Amanzhan Seiituly was born in China but became a citizen of Kazakhstan, traveling back and forth between the countries for years. 

He flew to Beijing in February for a business trip but was stopped at the airport and interrogated about his connections in Kazakhstan. 

“They were asking everything about what I do in Kazakhstan: How many relatives in China? What do they do? Do they have houses? What do the houses cost? Do you have a car? What did it cost?”

After trying to escape, he was forced to fly to Xinjiang and was driven by police to his hometown, ostensibly to take care of paperwork, he said. He spent days at the local police station before being transferred, without trial, to a detention facility that officials called an education center, he said.

From there, he was taken to another camp, he said. Each day, inmates were forced to sit for hours and sing — “The Communist Party is good. The Communist Party is good,” as one refrain went. 

His account was echoed by Orynbek Koxebek, who was released with him in March after spending months in various forms of detention. 

Koxebek, who was born in China but is now a Kazakh citizen, said he returned to Xinjiang to see his parents and was called in by local authorities in November 2017 to discuss his citizenship paperwork. 

He was interrogated, then sent for “reeducation” — in his case, literacy classes because he could not read or write Chinese.

Koxebek said, as well, that he was waterboarded. His was not the first allegation of torture in the camps: Another detainee previously interviewed by The Post, Kayrat Samarkand, said he had been strapped for hours to a device called the “tiger chair.”

The guards also taunted them, Koxebek said. “They told me, ‘If you don’t learn Chinese, you will be in prison for five years,’ ” he recalled. “I didn’t think I would ever be released.”

When he was, officials told him not to talk about what happened — and for months, he did not. 

But over time he began to realize, he said, “somebody has to speak out.”  

A Kazakh 'tightrope'

The detention of its citizens in China has forced Kazakhstan’s government to “walk a tightrope” between the demands of its people and the dictates of one of its most important trading partners, said Maya Wang, a Hong Kong-based China senior researcher at Human Rights Watch. 

In May, Kazakhstan’s Ministry of Foreign Affairs said it had raised the subject with the Chinese side and called for the release of Kazakhs with dual citizenship.

Coverage of Sauytbay’s trial led Zhang Wei, the Chinese consul general in Almaty, Kazakhstan, to make a rare public comment. “This year, we’ve noticed different individuals zealously campaigning about the so-called ‘problems of the ethnic Kazakhs from Xinjiang,’ ” he told local media.

“They’ve done this on the Internet and out in public, openly and secretly, inventing unfounded accusations with the evil intent of staining Xinjiang’s image, grossly interfering in China’s internal affairs and baselessly criticizing the Chinese government,” he said.

A judge disagreed. 

On Aug. 1, after weeks of campaigning by activists, Sauytbay was released from custody and spared immediate deportation. Judge Dinara Quiqabaeva suspended Sauytbay’s six-month sentence because of the “exceptional circumstances” of her case. 

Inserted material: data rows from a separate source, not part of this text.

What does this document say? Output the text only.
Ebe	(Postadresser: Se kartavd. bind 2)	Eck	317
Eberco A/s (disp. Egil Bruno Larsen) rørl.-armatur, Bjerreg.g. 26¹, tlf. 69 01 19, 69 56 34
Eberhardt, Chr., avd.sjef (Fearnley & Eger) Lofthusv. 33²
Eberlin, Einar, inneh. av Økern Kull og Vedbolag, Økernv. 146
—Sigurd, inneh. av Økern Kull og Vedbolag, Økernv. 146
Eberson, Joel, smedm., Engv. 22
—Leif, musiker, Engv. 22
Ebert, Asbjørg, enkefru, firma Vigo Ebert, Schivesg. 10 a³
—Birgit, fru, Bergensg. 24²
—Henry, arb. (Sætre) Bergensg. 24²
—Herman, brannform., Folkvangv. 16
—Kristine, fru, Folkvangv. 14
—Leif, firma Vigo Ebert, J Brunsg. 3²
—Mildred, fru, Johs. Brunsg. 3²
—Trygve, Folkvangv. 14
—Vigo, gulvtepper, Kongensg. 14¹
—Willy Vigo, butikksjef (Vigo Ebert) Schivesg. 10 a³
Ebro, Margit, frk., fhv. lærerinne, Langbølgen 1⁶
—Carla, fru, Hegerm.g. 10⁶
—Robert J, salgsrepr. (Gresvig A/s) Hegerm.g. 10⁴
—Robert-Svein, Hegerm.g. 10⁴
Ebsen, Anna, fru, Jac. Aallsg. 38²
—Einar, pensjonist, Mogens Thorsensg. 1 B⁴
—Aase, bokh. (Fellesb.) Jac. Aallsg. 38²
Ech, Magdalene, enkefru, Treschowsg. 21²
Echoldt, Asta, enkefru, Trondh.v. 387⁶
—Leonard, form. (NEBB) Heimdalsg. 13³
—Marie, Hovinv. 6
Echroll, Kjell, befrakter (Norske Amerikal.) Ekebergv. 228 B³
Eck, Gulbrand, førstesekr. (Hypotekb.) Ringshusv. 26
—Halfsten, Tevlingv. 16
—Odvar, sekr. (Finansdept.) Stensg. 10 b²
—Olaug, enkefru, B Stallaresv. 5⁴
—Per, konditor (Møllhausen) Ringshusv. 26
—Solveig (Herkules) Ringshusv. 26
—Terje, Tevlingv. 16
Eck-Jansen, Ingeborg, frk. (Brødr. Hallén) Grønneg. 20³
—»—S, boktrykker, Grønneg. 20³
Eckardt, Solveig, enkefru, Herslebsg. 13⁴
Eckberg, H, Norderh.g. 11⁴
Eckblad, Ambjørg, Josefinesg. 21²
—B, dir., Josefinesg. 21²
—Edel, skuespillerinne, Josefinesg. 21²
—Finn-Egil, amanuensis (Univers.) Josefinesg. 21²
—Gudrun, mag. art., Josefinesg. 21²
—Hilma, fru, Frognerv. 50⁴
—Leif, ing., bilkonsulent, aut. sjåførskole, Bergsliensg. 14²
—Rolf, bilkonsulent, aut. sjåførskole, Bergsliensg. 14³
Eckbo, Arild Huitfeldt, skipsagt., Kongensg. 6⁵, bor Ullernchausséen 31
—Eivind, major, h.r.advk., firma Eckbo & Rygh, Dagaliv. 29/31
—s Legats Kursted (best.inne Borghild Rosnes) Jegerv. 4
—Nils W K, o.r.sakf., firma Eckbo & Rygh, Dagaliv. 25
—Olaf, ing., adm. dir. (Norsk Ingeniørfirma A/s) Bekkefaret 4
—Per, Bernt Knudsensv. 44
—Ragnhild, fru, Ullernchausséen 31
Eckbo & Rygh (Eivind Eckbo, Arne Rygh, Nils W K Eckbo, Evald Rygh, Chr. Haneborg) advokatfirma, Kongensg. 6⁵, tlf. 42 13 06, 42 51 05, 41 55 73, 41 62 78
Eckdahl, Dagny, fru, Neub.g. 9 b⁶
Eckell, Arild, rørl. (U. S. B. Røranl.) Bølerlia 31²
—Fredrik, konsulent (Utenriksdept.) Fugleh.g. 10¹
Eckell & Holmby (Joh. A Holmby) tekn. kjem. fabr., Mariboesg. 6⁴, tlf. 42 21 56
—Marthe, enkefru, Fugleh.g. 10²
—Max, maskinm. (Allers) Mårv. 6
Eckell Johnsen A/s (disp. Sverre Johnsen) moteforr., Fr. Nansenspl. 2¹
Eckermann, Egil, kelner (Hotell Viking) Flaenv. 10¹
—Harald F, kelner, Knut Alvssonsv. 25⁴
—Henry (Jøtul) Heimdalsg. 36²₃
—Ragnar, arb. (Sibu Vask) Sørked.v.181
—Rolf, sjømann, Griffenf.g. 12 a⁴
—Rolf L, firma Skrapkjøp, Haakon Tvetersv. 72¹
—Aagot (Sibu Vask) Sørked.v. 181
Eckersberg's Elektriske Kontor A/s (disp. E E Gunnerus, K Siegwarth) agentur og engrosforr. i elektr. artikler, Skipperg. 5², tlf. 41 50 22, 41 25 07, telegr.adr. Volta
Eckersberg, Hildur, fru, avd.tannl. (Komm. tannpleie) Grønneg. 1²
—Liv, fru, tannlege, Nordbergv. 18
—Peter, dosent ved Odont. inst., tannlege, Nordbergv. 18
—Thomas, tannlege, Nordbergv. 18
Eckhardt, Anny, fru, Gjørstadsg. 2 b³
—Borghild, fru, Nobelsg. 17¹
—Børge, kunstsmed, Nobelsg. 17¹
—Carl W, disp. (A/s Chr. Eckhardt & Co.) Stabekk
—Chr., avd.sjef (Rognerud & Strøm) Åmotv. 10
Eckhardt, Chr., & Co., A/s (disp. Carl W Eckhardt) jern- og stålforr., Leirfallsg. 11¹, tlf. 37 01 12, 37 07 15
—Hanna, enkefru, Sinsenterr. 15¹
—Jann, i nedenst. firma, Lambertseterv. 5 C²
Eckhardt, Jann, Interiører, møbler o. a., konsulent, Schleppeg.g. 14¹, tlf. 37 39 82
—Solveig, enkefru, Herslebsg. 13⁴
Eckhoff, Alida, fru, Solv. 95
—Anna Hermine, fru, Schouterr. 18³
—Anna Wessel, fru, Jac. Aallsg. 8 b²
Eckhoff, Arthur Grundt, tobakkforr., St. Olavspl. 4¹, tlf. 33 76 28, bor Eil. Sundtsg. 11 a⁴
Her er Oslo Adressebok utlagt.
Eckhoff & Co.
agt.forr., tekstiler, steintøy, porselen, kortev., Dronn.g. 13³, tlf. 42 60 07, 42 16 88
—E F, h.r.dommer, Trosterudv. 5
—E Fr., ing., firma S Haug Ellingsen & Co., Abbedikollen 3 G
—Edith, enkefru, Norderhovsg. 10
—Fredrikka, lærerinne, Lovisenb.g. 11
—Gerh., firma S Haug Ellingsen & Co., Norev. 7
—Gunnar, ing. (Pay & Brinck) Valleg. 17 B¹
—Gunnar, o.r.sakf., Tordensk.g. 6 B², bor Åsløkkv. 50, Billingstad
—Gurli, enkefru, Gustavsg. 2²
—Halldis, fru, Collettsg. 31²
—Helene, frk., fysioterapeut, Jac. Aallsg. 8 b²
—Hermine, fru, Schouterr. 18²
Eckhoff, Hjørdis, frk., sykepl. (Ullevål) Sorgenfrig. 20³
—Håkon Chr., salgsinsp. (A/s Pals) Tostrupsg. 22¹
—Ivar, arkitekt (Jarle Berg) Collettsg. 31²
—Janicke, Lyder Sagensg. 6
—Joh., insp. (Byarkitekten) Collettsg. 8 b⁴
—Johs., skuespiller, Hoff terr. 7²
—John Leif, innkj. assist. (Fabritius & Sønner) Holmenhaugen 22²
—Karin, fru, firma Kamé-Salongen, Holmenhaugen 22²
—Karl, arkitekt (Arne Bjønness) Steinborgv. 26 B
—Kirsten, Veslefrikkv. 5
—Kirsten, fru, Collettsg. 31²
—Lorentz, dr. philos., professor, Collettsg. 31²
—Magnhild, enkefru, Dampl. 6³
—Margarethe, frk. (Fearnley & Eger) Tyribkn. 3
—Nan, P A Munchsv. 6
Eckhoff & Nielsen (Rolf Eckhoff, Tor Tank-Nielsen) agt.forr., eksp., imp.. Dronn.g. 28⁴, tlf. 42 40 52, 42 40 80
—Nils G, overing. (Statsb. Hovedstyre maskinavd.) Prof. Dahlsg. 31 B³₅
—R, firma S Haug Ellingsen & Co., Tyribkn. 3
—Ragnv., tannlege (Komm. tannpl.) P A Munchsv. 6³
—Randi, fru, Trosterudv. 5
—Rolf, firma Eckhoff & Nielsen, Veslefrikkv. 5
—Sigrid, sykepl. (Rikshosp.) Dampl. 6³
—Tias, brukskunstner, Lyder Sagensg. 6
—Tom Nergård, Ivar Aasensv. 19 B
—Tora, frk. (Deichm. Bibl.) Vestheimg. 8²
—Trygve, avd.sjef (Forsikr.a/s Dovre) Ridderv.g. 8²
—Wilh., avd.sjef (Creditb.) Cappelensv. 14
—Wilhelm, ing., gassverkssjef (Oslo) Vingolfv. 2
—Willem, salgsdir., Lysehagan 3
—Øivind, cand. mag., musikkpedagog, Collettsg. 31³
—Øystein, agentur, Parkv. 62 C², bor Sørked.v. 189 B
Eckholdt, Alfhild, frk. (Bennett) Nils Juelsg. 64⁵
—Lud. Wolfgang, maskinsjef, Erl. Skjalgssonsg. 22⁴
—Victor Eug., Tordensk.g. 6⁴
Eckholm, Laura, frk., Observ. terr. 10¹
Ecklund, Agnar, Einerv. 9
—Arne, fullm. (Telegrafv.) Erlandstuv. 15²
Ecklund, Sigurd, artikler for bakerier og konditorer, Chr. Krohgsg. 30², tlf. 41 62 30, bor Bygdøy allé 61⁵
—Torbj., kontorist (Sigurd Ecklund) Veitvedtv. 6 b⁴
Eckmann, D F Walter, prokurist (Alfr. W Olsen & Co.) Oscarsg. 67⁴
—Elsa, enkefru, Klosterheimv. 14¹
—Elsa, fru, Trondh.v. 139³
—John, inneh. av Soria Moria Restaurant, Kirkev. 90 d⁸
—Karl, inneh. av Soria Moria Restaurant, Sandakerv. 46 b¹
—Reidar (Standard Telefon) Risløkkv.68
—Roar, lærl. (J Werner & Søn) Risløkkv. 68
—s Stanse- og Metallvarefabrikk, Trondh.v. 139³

Outside the courthouse, Sauytbay was mobbed by supporters shouting “Long live Kazakhstan!”

But her fight is not over. Beijing could still press for extradition, lawyers said.

And her family can’t forget what’s going on just across the border. “My parents are there. Her parents are there,” Islam said. “We spoke out here, so what is going to happen to them?”

Dinara Salieva contributed to this report.